While the Popbox has no hard drive, it does ship with a 2GB SD card, two USB ports and one HDMI port. The ports allow you to plug in other devices like Flip cameras and external hard drives enabling users to ingest their networked media content. While some might expect the included SD card to be used for storing content, that's not supported. The Popbox SD card enables the box to store what Syabas calls "popapps" for their  Popbox store (screenshot) and the main purpose of the SD card is to store those apps and the metadata. The company has announced more than twenty content partners for the Popbox store including Netflix, Twitter, Facebook, Photobucket, Next New Networks, Revision3,, IMDB and Funspot Games have all developed Popapps for the platform. While I have only seen screenshots of the Popbox store, the UI is beautiful and clearly beats Roku's interface hands-down.

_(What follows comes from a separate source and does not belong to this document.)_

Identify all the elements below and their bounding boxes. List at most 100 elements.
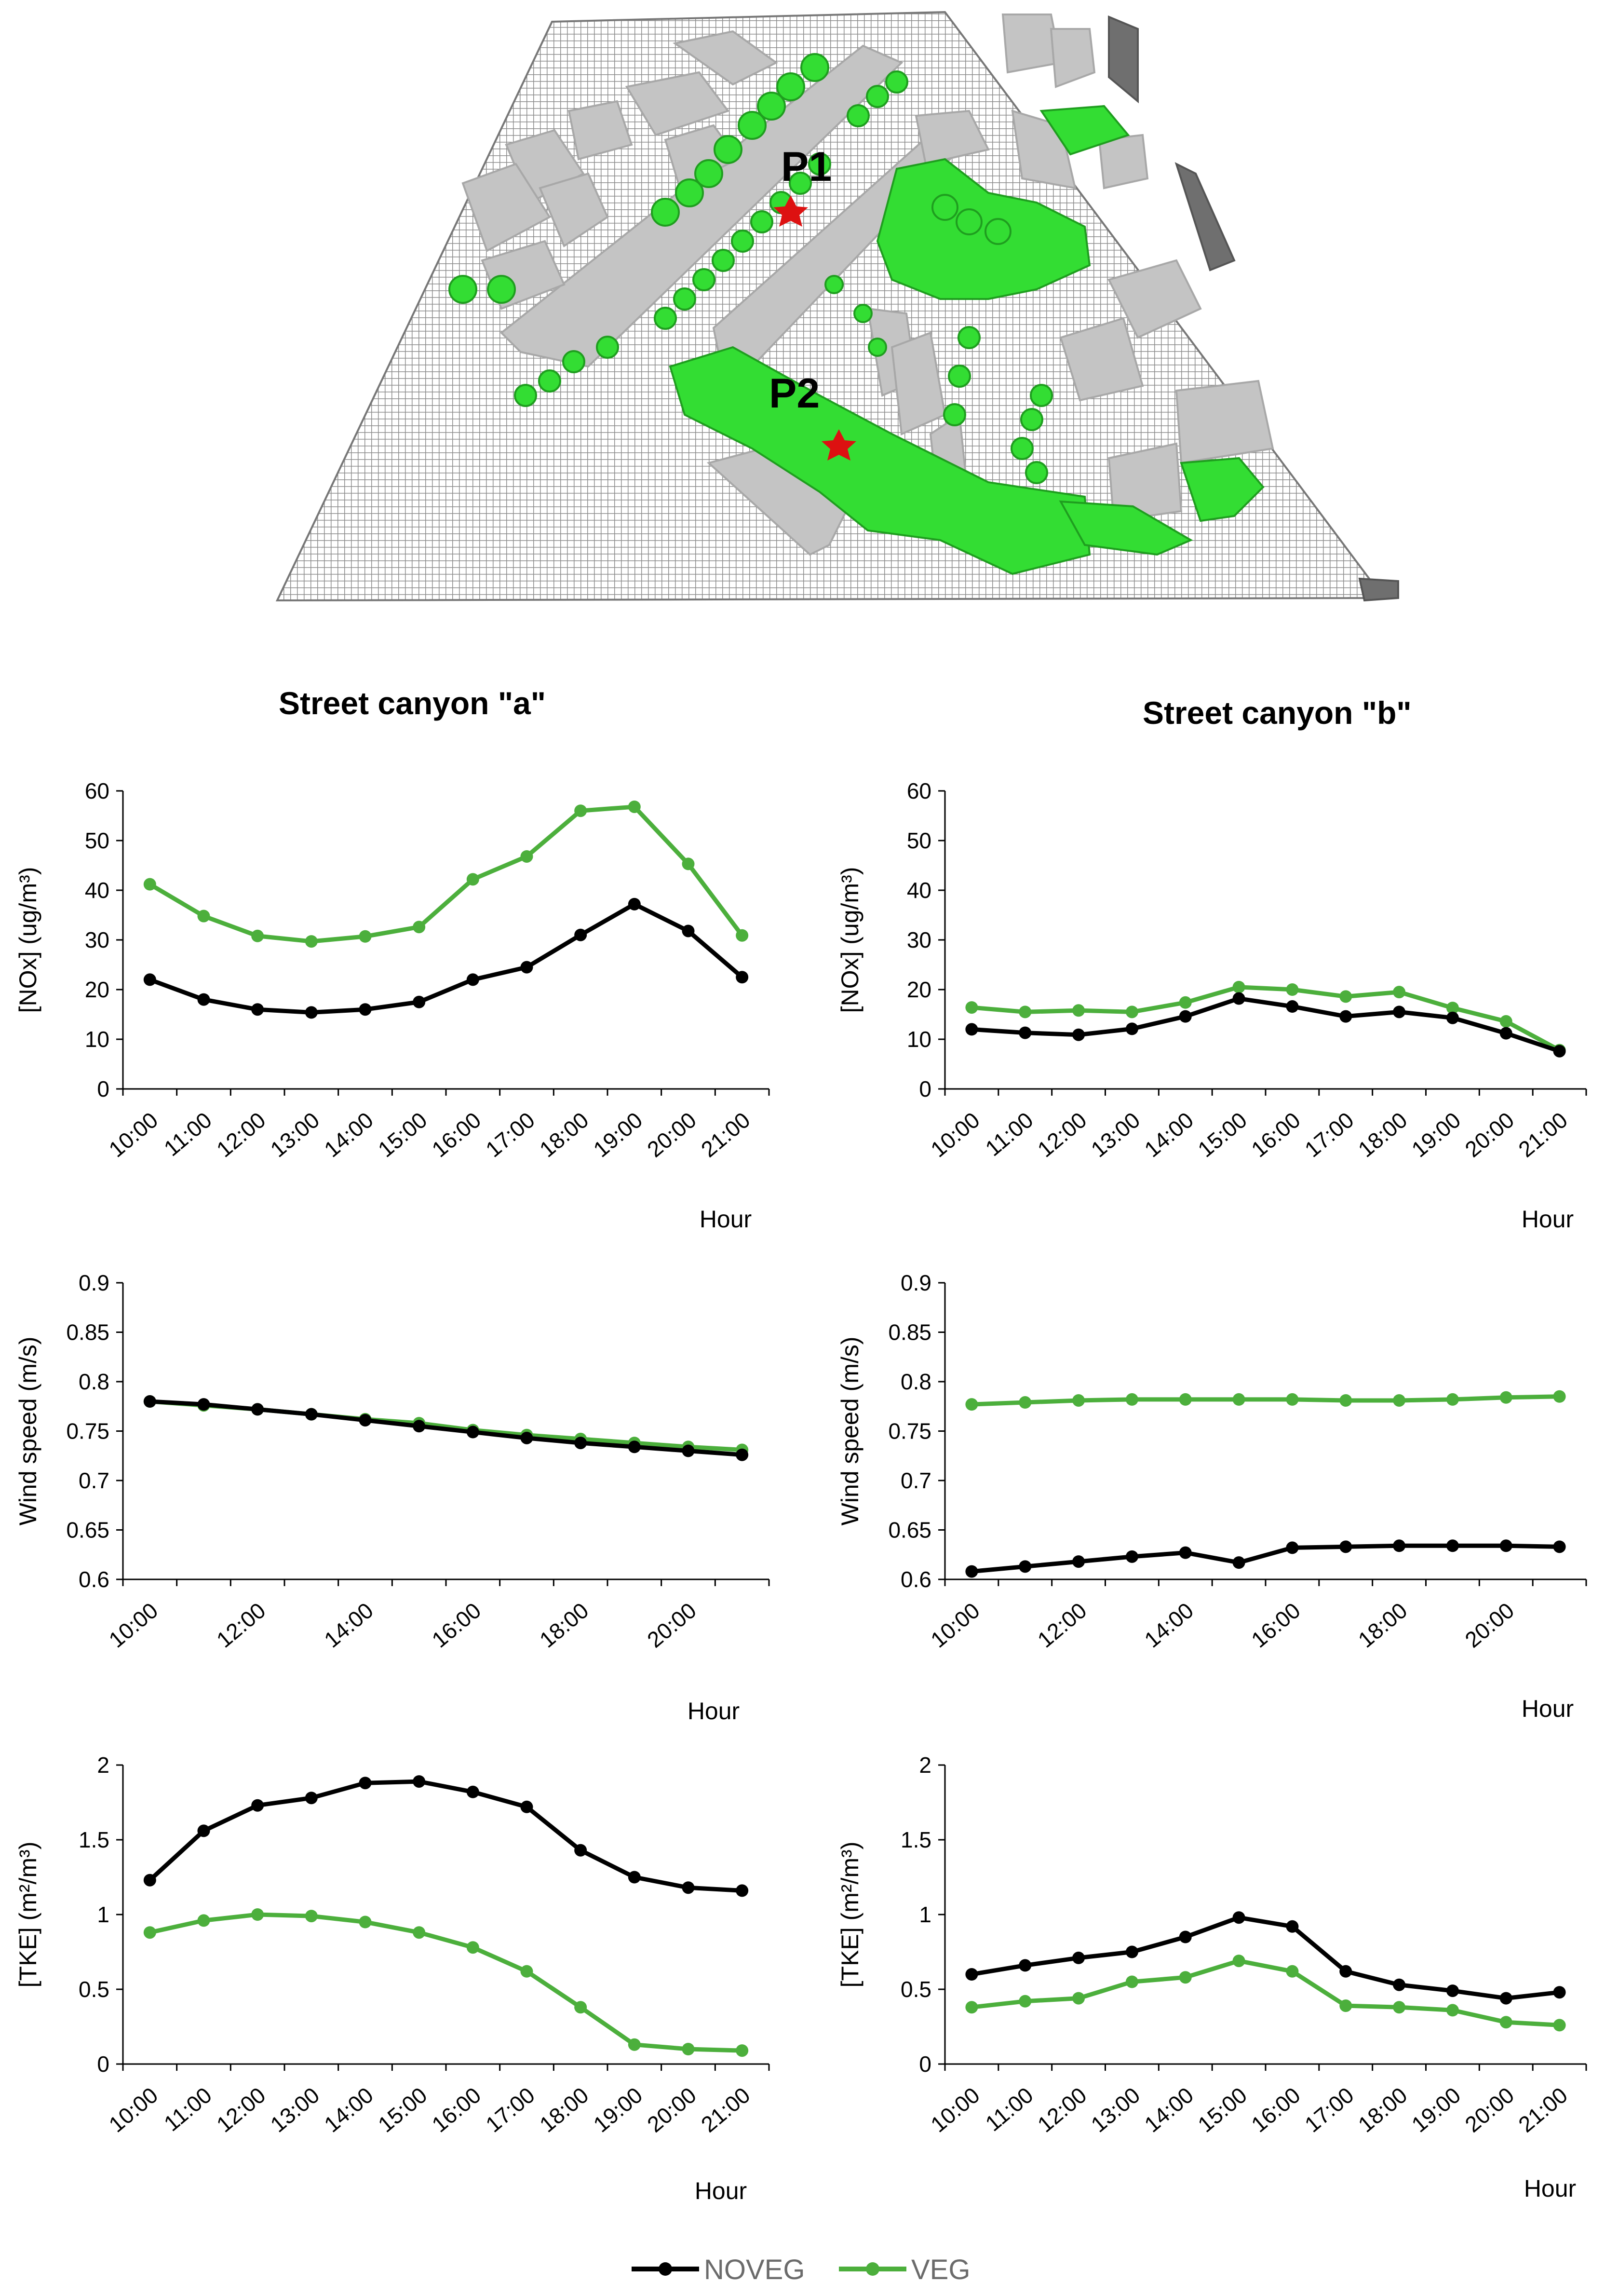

The box will only be available in the U.S. to start and is expected to ship in late March. There will be two versions of the box, one with WiFi and one without. While today's announcement says the Popbox will retail for $129, that's for the unit without WiFi. The WiFi enabled Popbox will have a retail price of $149.

On paper, the Popbox looks very similar to Roku but has two big hardware advantages in that it supports lots of different video and audio formats and allows for media extender functionality via USB. While Roku's recently announced new XD-HR unit also includes a USB port, Roku has not yet said when that port will be enabled or what it will support. I put in a request to Roku for an update on this and will post their response when I get it.

All technology aside, the real question is what's the business model for such a device and how many can Syabas realistically sell? We don't know exactly how many units Roku has sold, but I suspect that with the holidays now over, and Roku having shipped a lot of boxes during that time, Roku should have broken the one million mark for total number of Roku units deployed to date. Syabas goal is to sell half a million boxes in 2010 which does not seem unrealistic if they get marketing support from some of their content partners. One has to wonder though how much marketing support Syabas will get from Netflix, considering Netflix is an investor in Roku. Syabas said they will get the same level of support the Roku has gotten, but I want to see that take place before I believe it. The marketing push and promotion that Netfflix has given the Roku device is the main reason Roku has sold so many of them.

As we've seen with the success and rave reviews of the Popcorn Hour, Syabas strength is clearly in hardware design and video processing. But to be successful in the market with a device like the Popbox, you have to have great content partners, have a easy way to find all the content and have a good user interface. So far, from what I have seen, Syabas has all of this in the new Popbox.